There are things that are tabus in society that you definitely, positively cannot find good and explore in the way I try to argue for here. You can’t try on “slavery” or “naziism” for size, for example. But LLMs are not a tabu. They are problematic, sure, but they are not the same thing as those societal tabus. They may become one, we’ll see. It follows that you may be interested in them as long as you stay mindful and open to what they may become. I would even say that it is important to stay engaged, because this also makes it possible to recognize what may be worth developing further.
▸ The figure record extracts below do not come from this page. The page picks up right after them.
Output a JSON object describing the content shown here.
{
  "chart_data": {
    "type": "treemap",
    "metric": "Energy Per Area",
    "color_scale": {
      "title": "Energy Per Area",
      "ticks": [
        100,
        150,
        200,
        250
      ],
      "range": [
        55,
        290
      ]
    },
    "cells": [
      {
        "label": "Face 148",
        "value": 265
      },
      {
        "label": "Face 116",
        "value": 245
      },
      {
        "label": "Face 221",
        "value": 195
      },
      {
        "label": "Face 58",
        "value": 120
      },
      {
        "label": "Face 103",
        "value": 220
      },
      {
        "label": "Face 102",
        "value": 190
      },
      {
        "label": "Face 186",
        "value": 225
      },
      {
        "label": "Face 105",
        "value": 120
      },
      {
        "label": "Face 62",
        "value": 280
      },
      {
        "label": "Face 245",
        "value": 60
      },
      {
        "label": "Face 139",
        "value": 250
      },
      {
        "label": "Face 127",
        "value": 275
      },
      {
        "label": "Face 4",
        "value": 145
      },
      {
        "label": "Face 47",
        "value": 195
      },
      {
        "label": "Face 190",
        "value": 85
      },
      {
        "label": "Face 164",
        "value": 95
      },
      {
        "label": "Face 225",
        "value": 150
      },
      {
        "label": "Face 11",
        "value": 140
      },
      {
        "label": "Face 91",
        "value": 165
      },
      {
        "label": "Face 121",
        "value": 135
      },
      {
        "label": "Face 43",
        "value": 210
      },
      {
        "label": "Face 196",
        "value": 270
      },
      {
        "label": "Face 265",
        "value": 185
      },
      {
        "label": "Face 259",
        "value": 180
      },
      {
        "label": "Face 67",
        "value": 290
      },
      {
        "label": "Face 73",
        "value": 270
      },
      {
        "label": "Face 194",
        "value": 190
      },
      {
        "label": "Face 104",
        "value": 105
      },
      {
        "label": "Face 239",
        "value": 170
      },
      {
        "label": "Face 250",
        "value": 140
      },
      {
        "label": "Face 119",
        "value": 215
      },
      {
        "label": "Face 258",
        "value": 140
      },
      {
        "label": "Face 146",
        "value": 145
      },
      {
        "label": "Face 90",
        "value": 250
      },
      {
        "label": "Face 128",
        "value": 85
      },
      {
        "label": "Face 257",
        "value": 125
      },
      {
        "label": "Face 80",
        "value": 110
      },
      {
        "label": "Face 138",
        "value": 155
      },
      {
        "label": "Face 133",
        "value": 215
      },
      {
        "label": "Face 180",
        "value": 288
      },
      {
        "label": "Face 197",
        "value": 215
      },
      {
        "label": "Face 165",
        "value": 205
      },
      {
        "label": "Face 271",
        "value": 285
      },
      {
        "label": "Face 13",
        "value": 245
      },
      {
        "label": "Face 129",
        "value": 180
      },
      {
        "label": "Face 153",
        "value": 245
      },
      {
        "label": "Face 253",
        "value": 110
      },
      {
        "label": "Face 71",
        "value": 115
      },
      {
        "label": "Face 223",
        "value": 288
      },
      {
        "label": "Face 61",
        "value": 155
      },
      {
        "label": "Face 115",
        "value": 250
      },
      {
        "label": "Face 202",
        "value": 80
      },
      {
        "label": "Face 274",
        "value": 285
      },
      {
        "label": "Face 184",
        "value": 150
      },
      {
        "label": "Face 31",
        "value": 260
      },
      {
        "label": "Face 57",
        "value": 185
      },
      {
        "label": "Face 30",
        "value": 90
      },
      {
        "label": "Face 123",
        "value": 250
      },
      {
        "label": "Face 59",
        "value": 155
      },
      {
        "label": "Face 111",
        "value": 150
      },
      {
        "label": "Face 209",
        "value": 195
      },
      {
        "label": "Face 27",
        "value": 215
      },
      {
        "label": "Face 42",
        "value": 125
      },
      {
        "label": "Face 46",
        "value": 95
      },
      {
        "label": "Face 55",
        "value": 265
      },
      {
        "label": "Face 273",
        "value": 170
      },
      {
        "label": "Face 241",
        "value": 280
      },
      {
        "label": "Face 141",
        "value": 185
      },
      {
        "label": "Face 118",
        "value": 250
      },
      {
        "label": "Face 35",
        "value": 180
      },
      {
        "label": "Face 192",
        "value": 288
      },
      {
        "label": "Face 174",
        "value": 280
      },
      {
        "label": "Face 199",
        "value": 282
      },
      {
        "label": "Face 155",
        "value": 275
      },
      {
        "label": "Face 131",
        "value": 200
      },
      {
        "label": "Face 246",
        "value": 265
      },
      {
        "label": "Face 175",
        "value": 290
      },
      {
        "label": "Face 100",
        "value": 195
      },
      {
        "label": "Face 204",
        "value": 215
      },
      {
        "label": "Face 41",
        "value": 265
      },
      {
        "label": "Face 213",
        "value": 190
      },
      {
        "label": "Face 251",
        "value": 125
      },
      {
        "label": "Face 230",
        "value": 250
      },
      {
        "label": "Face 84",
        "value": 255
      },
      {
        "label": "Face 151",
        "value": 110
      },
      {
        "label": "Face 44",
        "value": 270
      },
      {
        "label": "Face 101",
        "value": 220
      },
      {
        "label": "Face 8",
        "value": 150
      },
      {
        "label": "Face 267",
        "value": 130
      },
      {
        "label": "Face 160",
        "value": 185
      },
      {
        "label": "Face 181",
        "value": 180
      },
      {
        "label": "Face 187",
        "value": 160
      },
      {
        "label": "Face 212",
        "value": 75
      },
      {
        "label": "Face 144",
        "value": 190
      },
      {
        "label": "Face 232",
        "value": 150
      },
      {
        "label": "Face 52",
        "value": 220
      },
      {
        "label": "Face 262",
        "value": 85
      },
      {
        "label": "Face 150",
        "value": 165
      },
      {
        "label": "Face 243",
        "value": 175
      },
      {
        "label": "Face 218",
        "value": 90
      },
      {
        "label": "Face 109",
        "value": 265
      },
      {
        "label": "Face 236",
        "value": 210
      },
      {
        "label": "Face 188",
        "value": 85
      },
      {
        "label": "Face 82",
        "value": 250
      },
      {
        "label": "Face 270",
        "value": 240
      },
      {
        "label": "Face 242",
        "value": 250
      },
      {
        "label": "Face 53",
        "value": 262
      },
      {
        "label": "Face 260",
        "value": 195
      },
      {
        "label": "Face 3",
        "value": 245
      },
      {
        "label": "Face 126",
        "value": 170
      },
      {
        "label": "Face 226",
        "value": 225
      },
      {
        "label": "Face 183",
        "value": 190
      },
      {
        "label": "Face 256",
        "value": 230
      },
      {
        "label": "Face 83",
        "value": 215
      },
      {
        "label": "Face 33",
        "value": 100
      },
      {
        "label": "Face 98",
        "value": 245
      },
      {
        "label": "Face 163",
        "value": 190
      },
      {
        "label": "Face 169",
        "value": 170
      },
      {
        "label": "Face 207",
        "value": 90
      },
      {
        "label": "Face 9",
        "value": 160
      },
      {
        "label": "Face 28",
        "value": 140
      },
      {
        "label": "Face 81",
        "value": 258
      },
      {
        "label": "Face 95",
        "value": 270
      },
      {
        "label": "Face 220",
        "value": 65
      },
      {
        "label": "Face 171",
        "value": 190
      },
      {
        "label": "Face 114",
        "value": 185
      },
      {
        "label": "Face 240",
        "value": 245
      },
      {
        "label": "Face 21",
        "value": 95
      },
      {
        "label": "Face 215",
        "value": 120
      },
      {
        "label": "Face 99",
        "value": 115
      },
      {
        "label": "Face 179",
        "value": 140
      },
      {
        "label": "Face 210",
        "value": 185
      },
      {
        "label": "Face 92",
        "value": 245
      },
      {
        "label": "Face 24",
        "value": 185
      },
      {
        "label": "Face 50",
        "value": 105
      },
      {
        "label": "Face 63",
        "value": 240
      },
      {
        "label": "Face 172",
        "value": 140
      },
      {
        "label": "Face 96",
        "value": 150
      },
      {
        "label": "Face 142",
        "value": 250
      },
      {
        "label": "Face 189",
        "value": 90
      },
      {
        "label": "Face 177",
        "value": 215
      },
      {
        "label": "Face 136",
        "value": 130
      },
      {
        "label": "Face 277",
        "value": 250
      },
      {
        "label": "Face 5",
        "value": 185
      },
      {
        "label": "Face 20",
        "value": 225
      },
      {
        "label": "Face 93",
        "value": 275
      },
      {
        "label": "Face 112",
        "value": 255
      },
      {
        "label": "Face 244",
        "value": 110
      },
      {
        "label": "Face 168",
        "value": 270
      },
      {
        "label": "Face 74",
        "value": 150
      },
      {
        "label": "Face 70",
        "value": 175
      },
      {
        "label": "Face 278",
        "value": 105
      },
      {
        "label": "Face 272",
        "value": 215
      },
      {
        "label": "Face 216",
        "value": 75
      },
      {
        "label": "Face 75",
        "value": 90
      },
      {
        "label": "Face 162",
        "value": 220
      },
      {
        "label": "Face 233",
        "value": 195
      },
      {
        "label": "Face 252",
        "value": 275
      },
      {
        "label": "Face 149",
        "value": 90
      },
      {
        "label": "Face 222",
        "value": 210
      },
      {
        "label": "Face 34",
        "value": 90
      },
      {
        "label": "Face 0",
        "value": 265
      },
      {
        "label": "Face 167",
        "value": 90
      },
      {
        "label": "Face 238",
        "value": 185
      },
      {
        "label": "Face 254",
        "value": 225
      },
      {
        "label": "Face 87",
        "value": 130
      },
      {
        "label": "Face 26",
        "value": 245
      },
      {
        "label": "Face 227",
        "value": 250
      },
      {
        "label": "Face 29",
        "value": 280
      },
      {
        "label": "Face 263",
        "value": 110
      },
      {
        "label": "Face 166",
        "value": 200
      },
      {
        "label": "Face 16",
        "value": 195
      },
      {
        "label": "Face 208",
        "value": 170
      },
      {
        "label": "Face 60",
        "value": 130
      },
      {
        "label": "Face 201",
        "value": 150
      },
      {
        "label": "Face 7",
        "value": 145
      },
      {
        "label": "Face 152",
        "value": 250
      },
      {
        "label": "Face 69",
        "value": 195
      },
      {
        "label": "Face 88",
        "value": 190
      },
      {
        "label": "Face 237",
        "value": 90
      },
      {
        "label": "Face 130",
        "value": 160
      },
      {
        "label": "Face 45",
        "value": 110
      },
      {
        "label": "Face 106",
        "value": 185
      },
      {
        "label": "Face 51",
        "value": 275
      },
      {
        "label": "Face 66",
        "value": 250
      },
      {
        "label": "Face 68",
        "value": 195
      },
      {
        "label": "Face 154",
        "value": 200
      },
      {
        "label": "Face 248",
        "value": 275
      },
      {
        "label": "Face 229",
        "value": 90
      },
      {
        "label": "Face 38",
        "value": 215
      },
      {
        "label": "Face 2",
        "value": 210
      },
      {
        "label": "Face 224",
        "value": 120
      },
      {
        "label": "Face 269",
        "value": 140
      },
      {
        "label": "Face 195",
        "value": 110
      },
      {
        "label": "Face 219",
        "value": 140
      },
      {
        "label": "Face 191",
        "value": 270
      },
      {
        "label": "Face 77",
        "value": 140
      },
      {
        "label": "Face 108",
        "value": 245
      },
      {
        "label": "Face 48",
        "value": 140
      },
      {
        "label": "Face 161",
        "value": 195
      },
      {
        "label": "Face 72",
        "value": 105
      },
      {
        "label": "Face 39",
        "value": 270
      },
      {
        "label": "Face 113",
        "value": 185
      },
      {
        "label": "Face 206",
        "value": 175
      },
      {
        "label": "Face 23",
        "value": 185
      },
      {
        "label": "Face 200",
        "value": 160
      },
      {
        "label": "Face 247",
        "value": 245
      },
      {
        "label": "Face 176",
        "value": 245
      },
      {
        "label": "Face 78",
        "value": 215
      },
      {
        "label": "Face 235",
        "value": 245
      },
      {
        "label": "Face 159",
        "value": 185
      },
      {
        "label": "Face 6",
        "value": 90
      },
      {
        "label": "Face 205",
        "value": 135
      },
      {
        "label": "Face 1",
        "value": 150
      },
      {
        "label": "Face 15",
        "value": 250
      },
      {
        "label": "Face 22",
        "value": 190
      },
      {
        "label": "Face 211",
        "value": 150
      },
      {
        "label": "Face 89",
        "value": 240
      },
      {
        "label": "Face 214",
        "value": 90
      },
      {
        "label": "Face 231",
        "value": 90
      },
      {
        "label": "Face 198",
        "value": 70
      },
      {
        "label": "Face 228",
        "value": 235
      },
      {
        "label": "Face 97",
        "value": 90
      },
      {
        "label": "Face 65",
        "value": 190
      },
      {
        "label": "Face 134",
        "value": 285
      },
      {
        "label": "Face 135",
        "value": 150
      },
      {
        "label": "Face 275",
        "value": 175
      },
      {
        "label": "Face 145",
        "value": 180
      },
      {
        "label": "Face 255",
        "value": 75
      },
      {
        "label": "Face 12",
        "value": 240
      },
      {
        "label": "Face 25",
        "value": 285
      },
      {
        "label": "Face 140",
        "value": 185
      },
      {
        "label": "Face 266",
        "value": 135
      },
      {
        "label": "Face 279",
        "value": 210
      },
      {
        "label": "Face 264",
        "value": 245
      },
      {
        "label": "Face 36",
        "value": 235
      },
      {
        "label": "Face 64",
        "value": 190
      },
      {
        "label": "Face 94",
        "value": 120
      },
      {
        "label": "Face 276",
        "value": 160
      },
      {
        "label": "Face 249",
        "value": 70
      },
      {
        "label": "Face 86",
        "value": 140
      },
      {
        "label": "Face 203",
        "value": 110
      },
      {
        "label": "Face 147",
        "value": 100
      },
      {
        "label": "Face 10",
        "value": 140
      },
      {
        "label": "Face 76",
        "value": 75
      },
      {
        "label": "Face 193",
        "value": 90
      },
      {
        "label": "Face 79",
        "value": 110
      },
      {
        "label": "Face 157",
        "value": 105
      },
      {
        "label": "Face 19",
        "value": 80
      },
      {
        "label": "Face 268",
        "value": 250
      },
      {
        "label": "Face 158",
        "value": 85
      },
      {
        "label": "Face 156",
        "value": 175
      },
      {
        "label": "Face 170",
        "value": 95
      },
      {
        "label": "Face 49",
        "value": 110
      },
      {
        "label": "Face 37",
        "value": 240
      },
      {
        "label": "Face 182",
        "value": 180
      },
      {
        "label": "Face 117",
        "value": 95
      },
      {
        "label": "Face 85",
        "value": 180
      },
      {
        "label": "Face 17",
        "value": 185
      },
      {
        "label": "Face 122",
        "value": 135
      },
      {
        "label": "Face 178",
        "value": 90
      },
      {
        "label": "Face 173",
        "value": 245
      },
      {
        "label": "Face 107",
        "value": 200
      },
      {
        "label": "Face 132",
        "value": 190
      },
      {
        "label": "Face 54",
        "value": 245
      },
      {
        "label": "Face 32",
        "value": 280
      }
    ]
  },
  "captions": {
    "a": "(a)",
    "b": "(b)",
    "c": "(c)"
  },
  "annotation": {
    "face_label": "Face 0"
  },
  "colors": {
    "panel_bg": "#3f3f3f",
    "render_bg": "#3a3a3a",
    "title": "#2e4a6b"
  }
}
I guess what I’m trying to argue for is: 1. LLMs are going to stick around. They may not fulfill their promise of becoming super intelligent conscious agents - which is pretty unlikely and in any case prohibitively expensive and ruinous to our planet - but they are here to stay in some form or fashion. 2. Being interested in and using LLMs - even in your day to day life - won’t change this, however it well give you a better idea of what LLMs are and what they can and can’t do in an experiential sort of way that will absolutely change your perception of them. It’s not wrong to be curious as long as you’re cautious and recognize that you can’t generalize your experience: You’re not doing publishable research, you’re finding out for yourself. 3. I find it MUCH more valuable to live in the uncomfortable truth that you as an “unpure” individual can only do so much, apart from being interested in what is going on and actually recognize and examine what makes existence so uncomfortable if you can’t change what’s happening, which is kind of contradictoriy. I want people to express this ambivalence and live in it, because most of us are simply unable to live purely for purity’s sake.